The codes exist. The work is already happening in your clinic. The only open question is whether your coding catches up before your next billing cycle. Get your CFO, billing lead, BH director, compliance officer, and EHR team on one short call this week and walk the list. When you're ready to put this in the larger picture, the value-based-care hub and the free VBC course show how this foundation connects to everything that comes next.
Sources
- Advanced Primary Care Management Services — Centers for Medicare & Medicaid Services (CMS). APCM mechanics, direct FQHC/RHC billing, no downside risk, codes G0556/G0557/G0558.

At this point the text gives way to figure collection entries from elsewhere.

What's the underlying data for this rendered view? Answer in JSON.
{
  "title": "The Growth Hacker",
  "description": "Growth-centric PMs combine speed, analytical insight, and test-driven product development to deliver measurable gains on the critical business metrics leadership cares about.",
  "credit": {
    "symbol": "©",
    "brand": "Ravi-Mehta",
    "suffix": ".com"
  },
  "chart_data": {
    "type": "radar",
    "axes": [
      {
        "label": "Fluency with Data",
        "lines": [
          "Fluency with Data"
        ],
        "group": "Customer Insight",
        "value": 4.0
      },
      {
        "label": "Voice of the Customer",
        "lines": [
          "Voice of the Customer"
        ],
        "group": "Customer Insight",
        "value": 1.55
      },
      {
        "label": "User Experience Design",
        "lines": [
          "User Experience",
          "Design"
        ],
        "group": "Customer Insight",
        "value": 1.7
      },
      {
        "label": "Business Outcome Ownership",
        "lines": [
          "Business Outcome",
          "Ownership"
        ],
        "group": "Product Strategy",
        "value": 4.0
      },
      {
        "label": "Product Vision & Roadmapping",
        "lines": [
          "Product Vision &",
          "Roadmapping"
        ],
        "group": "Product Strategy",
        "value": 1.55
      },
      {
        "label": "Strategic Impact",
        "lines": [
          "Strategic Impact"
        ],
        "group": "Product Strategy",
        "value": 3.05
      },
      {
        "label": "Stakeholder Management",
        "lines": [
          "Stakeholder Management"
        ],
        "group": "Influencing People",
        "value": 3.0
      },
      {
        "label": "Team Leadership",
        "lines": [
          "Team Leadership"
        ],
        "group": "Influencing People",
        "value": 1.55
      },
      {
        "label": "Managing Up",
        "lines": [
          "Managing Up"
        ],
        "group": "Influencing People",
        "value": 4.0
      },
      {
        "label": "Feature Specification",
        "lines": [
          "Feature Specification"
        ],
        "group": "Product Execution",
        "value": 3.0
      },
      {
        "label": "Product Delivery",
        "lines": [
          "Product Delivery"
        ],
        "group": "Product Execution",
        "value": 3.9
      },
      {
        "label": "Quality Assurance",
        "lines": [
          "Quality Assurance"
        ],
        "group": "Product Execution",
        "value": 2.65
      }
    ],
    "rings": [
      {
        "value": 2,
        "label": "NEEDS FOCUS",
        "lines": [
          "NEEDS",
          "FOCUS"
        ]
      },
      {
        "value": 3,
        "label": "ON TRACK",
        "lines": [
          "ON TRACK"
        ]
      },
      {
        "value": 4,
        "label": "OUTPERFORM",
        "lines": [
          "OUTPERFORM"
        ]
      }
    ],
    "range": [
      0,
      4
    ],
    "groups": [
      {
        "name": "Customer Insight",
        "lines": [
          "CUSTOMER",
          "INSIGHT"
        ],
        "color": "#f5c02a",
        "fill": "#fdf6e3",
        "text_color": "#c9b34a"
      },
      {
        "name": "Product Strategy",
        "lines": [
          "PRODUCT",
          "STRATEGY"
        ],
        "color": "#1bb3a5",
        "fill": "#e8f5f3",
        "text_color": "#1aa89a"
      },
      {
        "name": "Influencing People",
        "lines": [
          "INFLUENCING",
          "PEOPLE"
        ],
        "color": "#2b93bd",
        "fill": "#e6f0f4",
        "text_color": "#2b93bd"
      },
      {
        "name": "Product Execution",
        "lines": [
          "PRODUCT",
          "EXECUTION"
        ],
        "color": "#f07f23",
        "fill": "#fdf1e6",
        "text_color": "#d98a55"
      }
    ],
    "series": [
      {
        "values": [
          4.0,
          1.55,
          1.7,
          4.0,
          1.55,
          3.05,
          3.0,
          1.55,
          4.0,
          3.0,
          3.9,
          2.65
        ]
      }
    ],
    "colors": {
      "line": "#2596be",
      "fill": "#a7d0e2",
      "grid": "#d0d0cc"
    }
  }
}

- Advanced Primary Care Management (APCM) Coding Guide — American Academy of Family Physicians (AAFP). Coding guide; the transition from bundled G0511 to the APCM codes as of July 1, 2025.
- APCM Reimbursement Tip Sheet — National Association of Community Health Centers (NACHC), 2025. New BHI add-ons G0568/G0569/G0570 and the G0512/G0071 sunset, effective January 1, 2026.
- CY2026 Physician Fee Schedule (CMS-1832-F) — Centers for Medicare & Medicaid Services (CMS). CY2026 Physician Fee Schedule final rule creating the BHI add-ons and the rate tables.
- California Health Care Foundation — CHCF. Statewide projected community health center loss of at least $1.6 billion in FY2026-27 from the UIS-PPS change.